Tuesday, December 18, 2012

Pearl Harbor

After doing a project and making a small replica of the USS Arizona memorial, I have always wanted to see Pearl Harbor.  A couple of weeks before our trip I looked at purchasing tickets for our tour and saw that because we would be there around the anniversary of Pearl Harbor, they would be having a special tour that they only offer once a day for three days.  So I was quick to purchase tickets for that tour.  The free tours that they do most days just take you out to the memorial and back.  The tour we were on took us out and around the harbor and get more of the history.  We were taken out to where the harbor meets the ocean and see where several of the ships were docked and then by the Navy repair center, by the USS Missouri and then to the memorial. 
 
 
This is one of three anchors from the USS Arizona that was recovered. 
 This picture is kind of hard to see, but it is the USS Bowfin submarine.
 This is a sea based radar detector that is normally based in Alaska, but comes to Pearl Harbor for repairs.  There is a photo of it from the distance and the then a closer up one...this thing was massive!  It had several steel bars around it that we believe were for breaking through ice.  Our tour guide said everyone was very hush hush on what the thing actually does.

 This is a water tower on Ford Island, where the naval base is located.  When the Japanese attacked they thought the tower was a temple so they did not shoot it down, but in reality it was a water tower.  We didn't get to see them but from a distance, but there were several buildings around, such as the medical building that had bullet holes in them, and they chose to leave them standing as they are a part of history.
 This is a small memorial for the USS Nevada.  When they received word Pearl Harbor was under attack, the USS Nevada headed toward open sea, this is close to the entrance into the Harbor, but when they realized they weren't going to make it to the ocean, the captain chose to run the ship a ground knowing they could eventually repair and reuse the ship, which they did!  There are only 2 ships that remain at the bottom of the Harbor, the USS Utah and the USS Arizona, most of the others they were able to raise, repair, and reuse. 
 This is the Navy's repair yard.  I can't remember what ship they said, but one of the ones that had "sunk," but was lifted to repair...they estimated it would take 3 months to repair it to where they could put it back into use, but they did it in 3 days.
 On the side of one of the buildings at the repair yard it read, "The Navy's No Kai Shipyard," which means the Navy's best shipyard.
 This is the USS Missouri.  This is the last battleship to be completed.  The USS Missouri was ordered in 1940, before the attack on Pearl Harbor, it was not completed until 1944.  The surrender agreement for WWII was signed on the deck of the USS Missouri. 
 The USS Arizona Memorial. 


 Part of the USS Arizona still above water.
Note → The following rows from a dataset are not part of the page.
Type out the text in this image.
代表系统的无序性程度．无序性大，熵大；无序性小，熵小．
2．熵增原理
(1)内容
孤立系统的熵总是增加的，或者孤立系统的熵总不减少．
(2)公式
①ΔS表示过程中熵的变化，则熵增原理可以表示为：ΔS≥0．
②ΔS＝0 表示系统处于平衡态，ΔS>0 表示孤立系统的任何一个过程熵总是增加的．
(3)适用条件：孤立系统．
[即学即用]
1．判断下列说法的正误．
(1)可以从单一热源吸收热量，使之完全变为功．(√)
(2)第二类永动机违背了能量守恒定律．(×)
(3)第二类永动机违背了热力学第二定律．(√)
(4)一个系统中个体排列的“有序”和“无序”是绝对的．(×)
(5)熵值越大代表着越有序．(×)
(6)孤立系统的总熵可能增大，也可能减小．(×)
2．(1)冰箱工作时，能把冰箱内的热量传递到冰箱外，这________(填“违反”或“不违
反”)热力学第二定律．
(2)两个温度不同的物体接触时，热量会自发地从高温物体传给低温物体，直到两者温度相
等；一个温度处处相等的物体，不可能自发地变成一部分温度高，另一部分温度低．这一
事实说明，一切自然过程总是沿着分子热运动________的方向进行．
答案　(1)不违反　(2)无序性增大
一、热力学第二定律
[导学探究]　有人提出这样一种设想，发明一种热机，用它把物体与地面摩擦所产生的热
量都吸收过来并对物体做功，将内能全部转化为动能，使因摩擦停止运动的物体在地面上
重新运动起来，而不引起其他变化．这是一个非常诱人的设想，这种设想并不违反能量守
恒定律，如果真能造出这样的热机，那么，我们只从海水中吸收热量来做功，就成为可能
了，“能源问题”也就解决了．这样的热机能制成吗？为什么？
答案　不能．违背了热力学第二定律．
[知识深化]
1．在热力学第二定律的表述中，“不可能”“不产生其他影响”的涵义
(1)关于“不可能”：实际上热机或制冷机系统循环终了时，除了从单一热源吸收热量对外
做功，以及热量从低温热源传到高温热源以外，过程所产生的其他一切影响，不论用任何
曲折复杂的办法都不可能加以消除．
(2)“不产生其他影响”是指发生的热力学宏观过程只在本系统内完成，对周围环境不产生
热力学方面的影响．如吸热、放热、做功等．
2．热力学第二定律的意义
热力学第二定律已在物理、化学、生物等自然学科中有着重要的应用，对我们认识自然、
 All along battleship row, were these white and black markers which were what the ships tied off to dock. 
 The oil that still leaks from the USS Arizona, 70+ years later.

 The names on the wall are the names of those that lost their lives that day.  The name on the little block on the bottom left are those who survived the attack, but have since past away.  Many of whom chose to have their urns placed in the USS Arizona.  On Friday, Dec. 7th this year, there were going to be having a ceremony at the memorial for a man who died six years ago.  The man had no family left when he died and had told a friend to take his urn to the memorial site, well the friend died before that happened, and six years later his urn finally arrived and was to be placed in the Arizona on that Friday.  Our tour guide, is a park ranger and I assume is retired from the Navy...but he was going to be a part of the dive team and he was going to be the actual person to hold the urn as they took it down to the Arizona.  They said they don't actually go into the ship, but there is a place around one of the gun turrets that during the attack was blown away and they push the urns in through there.


 I put an arrow in this picture, they have a buoy on each end of the Arizona to show where the bow and the stern are located.

 This is just a diagram that showed the ship and then what parts of the ship are above water. 

 This is the rough draft of the speech that President Franklin Roosevelt wrote....
 This is a picture of a torpedo that was discovered in the Harbor in 1995, it was still armed.  After detonation it was recovered.